Thursday, June 24, 2004
Fixing Kids' Sports
The publishers of Junkyard Sports have more or less finalized the book cover, which is what you are seeing here. This is a significant step for any book. Speaking of covers and significance, there was a cover story on the June 7th issue of US News & World Reports titled "Fixing Kids' Sports." It's a long article. Here's a short quote: "A survey last summer at the National PTA Convention in Charlotte, N.C., found 44 percent of parents saying that their child had dropped out of a sport because it made him or her unhappy. These parents were not wimps. In fact, 92 percent of the respondents said sports were either important or very important to the overall development of their children. But 56 percent said that youth sports were too competitive, nearly half said that organized youth sports need to be completely revamped, and half said if they could change one thing, they would want their coach to be less focused on winning. Many surveys support this conclusion: Most kids would prefer to play a lot on a team that loses than sit on the bench of a team that wins."
The significance of such a story, from my very narrowed perspective as author of a book called "Junkyard Sports," is that it presages what in deed might become my relatively immediate future.
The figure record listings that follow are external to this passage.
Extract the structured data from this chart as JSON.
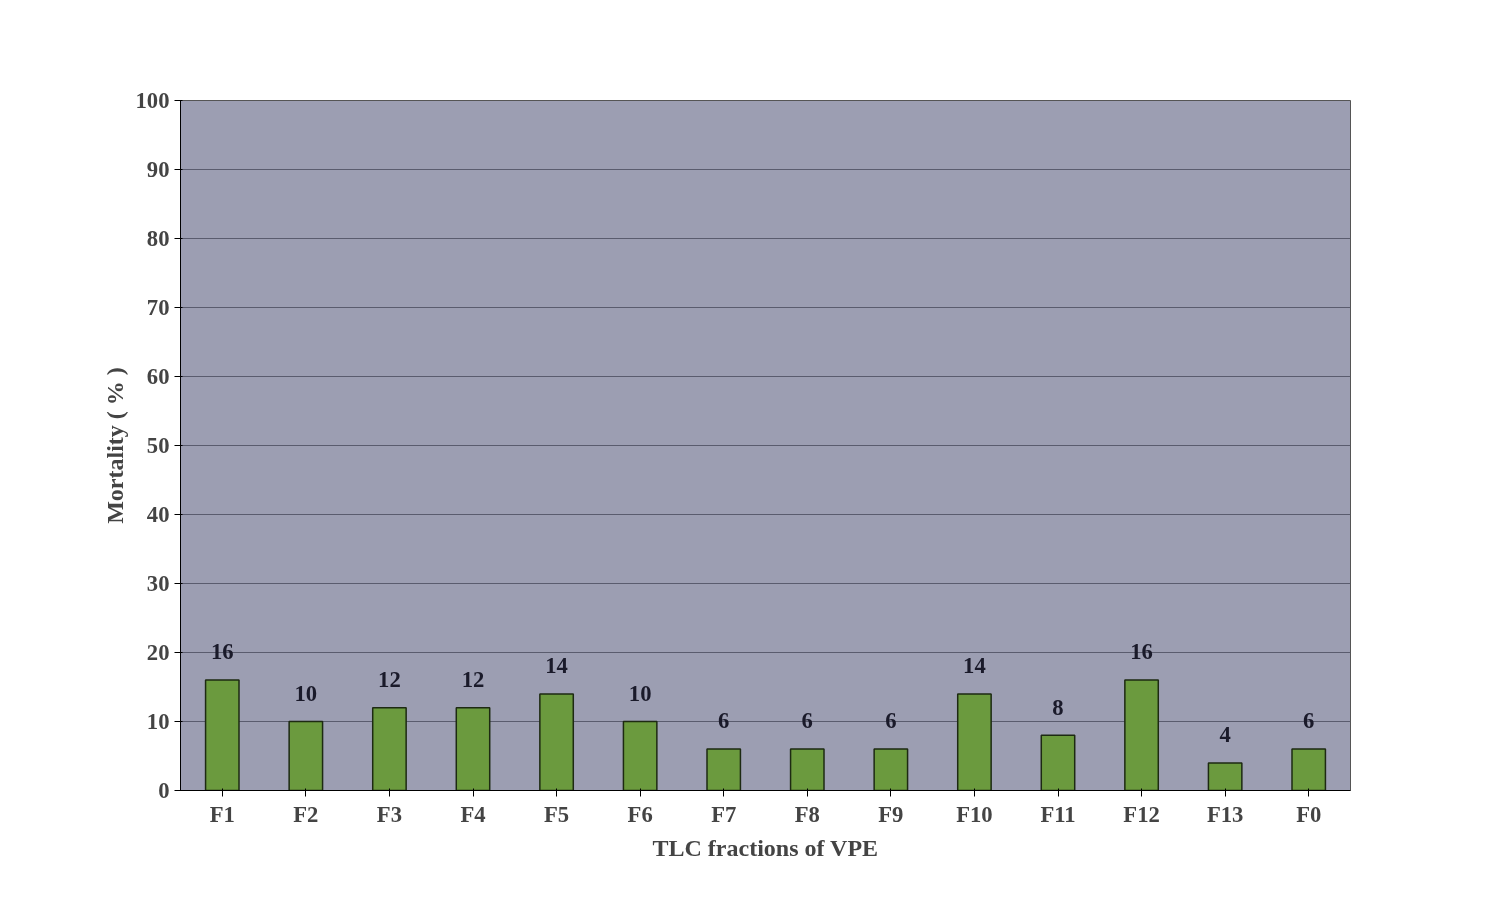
{
  "chart_data": {
    "type": "bar",
    "xlabel": "TLC fractions of VPE",
    "ylabel": "Mortality ( % )",
    "categories": [
      "F1",
      "F2",
      "F3",
      "F4",
      "F5",
      "F6",
      "F7",
      "F8",
      "F9",
      "F10",
      "F11",
      "F12",
      "F13",
      "F0"
    ],
    "values": [
      16,
      10,
      12,
      12,
      14,
      10,
      6,
      6,
      6,
      14,
      8,
      16,
      4,
      6
    ],
    "color": "#6b9a3e",
    "ylim": [
      0,
      100
    ],
    "yticks": [
      0,
      10,
      20,
      30,
      40,
      50,
      60,
      70,
      80,
      90,
      100
    ],
    "grid": "y",
    "data_labels": true
  }
}
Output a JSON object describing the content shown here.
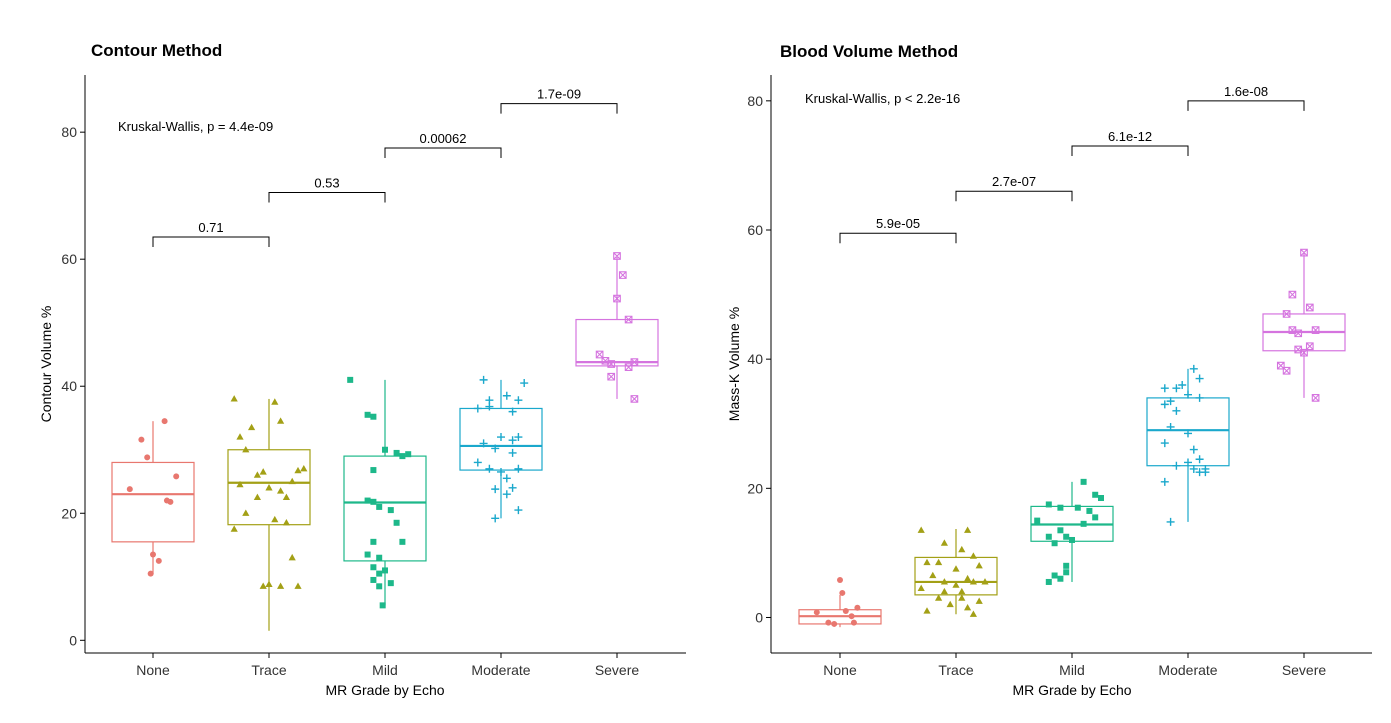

It's kind of deliciously ironic, is what it is, that pudgy, non-athletic I, whose favorite sport consists of walking on the beach, should find himself becoming a recognized authority on kids' sports. I had thought I was writing about a larger, more universal cause - about inclusion and adaptability and community. But if my fun little book can be a pathway to play for those who are trying to make sports worthy of kids, well, then, maybe that's purpose enough.